Ratings agency Fitch is maintaining a negative rating watch on the debt of insurance and reinsurance specialist Arch Capital Group Ltd., in the wake of the firms acquisition of mortgage insurance player United Guaranty Corporation from AIG.
Bermudian re/insurer Arch completed the acquisition of United Guaranty from insurance giant AIG back in January, but rating agencies have taken their time assessing the impact of bringing such a large mortgage insurance portfolio into the group.
Fitch Ratings highlights its “potential concerns about the financial strength of United Guaranty Corporation (UGC) and its implications for the overall credit quality of ACGL’s holding company.”

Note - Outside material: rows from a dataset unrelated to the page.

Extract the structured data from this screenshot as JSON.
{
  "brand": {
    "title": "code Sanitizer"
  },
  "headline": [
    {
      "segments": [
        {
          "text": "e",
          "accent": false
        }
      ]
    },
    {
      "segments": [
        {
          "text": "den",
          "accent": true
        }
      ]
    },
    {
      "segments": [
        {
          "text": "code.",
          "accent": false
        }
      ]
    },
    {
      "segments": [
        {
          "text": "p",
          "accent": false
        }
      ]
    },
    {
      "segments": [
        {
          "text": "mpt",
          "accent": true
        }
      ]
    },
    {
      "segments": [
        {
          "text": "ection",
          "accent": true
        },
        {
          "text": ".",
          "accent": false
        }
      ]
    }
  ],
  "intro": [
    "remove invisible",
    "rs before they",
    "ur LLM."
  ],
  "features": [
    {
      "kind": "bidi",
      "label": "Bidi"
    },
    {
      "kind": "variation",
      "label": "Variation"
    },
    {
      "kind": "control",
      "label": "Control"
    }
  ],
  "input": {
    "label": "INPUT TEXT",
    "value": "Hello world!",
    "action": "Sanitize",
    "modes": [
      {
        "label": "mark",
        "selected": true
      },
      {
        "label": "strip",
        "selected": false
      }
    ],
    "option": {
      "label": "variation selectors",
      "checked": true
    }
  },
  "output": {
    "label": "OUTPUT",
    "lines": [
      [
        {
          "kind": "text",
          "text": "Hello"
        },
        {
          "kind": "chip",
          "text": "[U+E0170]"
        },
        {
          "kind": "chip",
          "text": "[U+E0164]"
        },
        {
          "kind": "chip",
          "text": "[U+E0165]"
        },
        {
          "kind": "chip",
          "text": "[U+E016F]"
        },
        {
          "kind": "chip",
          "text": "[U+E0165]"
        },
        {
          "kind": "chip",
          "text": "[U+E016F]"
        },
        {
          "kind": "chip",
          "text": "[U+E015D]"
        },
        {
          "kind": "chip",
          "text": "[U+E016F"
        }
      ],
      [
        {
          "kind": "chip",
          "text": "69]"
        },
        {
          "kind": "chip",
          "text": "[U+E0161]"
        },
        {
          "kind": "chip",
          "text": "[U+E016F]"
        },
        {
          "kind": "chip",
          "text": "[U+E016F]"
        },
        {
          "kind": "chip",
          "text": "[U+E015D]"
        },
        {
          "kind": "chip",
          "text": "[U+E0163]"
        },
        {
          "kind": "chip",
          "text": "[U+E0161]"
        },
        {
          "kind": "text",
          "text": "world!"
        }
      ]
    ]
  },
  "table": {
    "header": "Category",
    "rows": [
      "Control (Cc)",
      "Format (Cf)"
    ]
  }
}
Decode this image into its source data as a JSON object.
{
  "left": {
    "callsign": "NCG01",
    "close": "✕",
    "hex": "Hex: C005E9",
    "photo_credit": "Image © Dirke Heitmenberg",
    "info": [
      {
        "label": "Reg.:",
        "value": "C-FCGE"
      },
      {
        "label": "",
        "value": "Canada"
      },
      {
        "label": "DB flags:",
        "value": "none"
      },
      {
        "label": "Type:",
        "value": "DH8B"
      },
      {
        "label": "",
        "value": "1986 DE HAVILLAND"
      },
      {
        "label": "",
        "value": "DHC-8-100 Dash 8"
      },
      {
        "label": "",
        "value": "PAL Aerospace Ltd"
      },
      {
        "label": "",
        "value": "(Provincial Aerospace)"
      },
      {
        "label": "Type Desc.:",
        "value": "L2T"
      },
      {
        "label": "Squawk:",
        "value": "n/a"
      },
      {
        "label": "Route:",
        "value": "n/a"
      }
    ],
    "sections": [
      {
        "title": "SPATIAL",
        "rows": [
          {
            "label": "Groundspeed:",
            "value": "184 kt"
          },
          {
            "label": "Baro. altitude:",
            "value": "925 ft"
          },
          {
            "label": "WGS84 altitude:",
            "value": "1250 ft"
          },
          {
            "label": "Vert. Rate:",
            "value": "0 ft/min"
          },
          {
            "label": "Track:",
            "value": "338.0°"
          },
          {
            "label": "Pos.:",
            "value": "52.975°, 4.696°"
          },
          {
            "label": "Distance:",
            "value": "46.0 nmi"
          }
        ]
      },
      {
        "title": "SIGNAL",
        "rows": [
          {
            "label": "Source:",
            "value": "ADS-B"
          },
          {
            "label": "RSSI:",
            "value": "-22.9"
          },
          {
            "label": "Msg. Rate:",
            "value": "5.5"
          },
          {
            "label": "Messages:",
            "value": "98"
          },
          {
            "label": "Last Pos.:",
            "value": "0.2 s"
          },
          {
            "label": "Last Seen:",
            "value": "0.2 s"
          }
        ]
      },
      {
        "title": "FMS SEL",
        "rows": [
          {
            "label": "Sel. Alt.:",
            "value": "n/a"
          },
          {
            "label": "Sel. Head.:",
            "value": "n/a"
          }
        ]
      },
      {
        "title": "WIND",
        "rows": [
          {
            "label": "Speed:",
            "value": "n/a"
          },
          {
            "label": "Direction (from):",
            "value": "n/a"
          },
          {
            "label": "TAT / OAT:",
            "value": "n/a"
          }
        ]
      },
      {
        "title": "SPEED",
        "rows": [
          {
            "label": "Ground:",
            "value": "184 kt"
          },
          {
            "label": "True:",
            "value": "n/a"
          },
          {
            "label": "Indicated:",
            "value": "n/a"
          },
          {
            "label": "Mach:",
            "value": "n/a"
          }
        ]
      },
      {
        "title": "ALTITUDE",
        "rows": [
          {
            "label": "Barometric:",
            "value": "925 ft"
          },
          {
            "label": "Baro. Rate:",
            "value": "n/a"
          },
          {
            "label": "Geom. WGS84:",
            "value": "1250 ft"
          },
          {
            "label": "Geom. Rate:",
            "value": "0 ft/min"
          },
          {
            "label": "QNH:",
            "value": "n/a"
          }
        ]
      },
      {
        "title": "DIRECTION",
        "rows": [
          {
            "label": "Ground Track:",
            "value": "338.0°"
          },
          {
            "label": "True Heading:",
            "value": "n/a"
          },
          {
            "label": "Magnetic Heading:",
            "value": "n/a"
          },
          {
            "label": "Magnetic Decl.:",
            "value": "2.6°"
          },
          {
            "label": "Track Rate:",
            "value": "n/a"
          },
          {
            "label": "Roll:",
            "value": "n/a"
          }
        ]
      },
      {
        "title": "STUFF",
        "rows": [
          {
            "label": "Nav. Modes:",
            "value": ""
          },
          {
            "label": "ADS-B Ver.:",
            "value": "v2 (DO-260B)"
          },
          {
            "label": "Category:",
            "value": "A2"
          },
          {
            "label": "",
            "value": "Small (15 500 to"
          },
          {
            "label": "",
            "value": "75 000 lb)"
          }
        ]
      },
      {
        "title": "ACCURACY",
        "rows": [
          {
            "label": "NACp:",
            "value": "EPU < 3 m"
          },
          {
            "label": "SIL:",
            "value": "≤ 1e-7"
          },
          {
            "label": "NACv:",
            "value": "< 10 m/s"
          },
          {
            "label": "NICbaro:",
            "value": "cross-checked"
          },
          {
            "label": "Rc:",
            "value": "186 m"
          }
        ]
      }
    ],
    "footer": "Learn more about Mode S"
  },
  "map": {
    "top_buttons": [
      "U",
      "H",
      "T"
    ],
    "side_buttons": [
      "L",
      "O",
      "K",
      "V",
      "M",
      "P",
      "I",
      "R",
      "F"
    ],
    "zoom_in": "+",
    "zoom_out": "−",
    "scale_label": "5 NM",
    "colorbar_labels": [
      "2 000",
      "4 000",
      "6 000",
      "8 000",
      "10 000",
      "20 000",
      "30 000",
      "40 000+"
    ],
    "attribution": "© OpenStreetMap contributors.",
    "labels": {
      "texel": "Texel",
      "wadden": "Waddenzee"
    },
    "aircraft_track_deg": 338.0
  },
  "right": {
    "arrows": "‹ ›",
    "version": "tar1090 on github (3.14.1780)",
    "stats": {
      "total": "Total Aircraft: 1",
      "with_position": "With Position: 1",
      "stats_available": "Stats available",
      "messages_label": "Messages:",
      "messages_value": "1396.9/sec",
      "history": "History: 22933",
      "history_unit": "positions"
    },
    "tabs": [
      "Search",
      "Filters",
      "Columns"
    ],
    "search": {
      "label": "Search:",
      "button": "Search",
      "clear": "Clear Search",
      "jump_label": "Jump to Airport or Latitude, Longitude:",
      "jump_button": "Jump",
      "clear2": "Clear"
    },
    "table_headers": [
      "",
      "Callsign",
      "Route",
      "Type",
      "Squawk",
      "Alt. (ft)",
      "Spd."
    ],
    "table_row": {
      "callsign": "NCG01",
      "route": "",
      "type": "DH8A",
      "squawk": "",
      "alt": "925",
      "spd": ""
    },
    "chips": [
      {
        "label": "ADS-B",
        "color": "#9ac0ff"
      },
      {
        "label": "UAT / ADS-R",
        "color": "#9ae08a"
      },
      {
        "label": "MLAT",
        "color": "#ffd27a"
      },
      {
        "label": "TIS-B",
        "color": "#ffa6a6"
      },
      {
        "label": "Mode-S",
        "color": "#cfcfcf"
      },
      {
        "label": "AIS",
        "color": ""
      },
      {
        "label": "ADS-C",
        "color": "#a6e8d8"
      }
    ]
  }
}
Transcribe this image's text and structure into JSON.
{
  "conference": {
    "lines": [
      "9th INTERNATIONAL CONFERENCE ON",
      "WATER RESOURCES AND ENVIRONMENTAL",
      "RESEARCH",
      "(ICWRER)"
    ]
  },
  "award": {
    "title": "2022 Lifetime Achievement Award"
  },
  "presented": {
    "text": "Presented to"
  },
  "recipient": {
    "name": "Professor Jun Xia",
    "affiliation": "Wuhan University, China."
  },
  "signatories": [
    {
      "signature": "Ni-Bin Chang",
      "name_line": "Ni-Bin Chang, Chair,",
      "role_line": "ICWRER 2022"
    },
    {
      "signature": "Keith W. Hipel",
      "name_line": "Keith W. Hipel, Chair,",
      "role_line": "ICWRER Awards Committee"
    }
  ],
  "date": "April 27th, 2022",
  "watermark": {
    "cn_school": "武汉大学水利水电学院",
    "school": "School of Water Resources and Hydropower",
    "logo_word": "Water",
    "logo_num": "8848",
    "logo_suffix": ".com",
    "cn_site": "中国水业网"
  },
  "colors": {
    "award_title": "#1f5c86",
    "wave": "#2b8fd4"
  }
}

However the negative outlook on Arch’s debt ratings is expected to be lifted, once the rating agency has completed its review of both firm’s prospects.
Fitch said “The agency expects to resolve the Negative Watch by the end of July 2017 as part of our periodic annual review of ACGL and following a more detailed review of UGC’s credit quality.”
This demonstrates that not all mergers and acquisitions are simple affairs, and the management team of a re/insurer must be prepared for some negative sentiment in the wake of a deal completing.
Arch continues to expand into the mortgage insurance space, providing the re/insurer with additional diversification but also making its operating platform more complex, which no doubt helped to stimulate the extended period of assessment from its rater.